Pemanfaatan gas bumi di Indonesia kemudian mengalami peningkatan pesat, sejak tahun 1974
ditandai dengan dibangunnya sistem perpipaan gas dari lapangan Limau ke Prabumulih dan dari
Prabumulih ke Palembang. Pada tahun yang sama, Pertamina memasok gas dari lapangan gas
lepas pantai Laut Jawa dan Cirebon ke kawasan industri di Jawa Barat. Selanjutnya, PGN
mendistribusikan gas bumi di Kota Jakarta pada tahun 1978 dan di Kota Bogor pada tahun 1981
dan kemudian diperluas ke kota-kota lainnya. PGN kemudian mengoperasikan pipa transmisi gas
Grissik-Batam-Singapura pada tahun 2003 dan pipa transmisi dari Sumatera Selatan ke Jawa
Barat pada tahun 2007 (Direktorat Jendral Minyak dan Gas, 2015)

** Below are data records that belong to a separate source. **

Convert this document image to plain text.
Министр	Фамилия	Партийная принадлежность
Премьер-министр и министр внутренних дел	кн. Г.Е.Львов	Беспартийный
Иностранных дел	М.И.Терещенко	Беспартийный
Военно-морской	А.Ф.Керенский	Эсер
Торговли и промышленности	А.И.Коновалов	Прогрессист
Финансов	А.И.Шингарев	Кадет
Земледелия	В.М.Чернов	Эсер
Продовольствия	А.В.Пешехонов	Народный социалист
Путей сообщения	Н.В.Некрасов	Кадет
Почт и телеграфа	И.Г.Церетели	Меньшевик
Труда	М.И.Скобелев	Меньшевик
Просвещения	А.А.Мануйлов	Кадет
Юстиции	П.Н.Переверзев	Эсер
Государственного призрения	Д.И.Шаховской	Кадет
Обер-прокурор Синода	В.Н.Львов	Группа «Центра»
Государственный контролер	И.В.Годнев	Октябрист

Liquefied Natural Gas (LNG) merupakan salah satu bisnis penting bagi Indonesia,
sebagai penyumbang pendapatan negara terbesar, dan Indonesia juga merupakan pengekspor
LNG terbesar dunia. Produksi gas Indonesia meningkat hingga puncak produksinya pada tahun
2010, sebesar 7500 MMSCFD, dan turun menjadi 6900 MMSCFD pada tahun 2013 karena
penurunan produksi alami di Jawa dan Sumatera; tidak ada cadangan baru yang signifikan yang
ditemukan. Perusahaan minyak dan gas milik negara (Pertamina) menyumbang kurang dari 13%
dari produksi gas alam pada tahun 2013. Perusahaan multinasional seperti Total E&P, Conoco
Phillips, BP, Vico dan Exxon Mobil memegang saham terbesar di sektor hulu gas. Pemanfaatan
gas domestik, termasuk LPG, meningkat tajam dari 25% dari total produksi . Kecenderungan ini
menunjukkan bahwa kebutuhan domestik menjadi prioritas pemanfaatan gas sebagai dampak
dari pertumbuhan ekonomi nasional. Pada tahun 2013, pengguna gas bumi terbesar di dalam
negeri, selain LPG, adalah sektor industri, termasuk pupuk (31%), diikuti oleh sektor
ketenagalistrikan (14%), enhanced oil recovery (EOR) dan penggunaan pribadi (5%). ,
sedangkan sisanya diekspor (50%). Pemanfaatan gas untuk transportasi dan rumah tangga masih
jauh lebih kecil, masing-masing hanya sekitar 0,04% dan 0,01%. Untuk mengamankan pasokan
gas nasional, pemerintah mengeluarkan Peraturan Pemerintah No.55 Tahun 2009 tentang gas
DMO, yang menyatakan bahwa 25% gas bumi yang dihasilkan dari kontrak PSC harus memasok
pasar gas dalam negeri. Pemerintah kemudian mengeluarkan Peraturan Menteri No.3/2010 untuk
memprioritaskan alokasi gas domestik dari DMO, terutama untuk EOR, industri pupuk, sektor
pembangkit listrik, dan industri lainnya. Untuk proyek gas baru-baru ini, pemerintah telah
menetapkan alokasi yang lebih besar untuk pasar gas domestik sekitar 25%-40% dari produksi
gas yang disetujui (Direktorat Jendral Minyak dan Gas, 2015)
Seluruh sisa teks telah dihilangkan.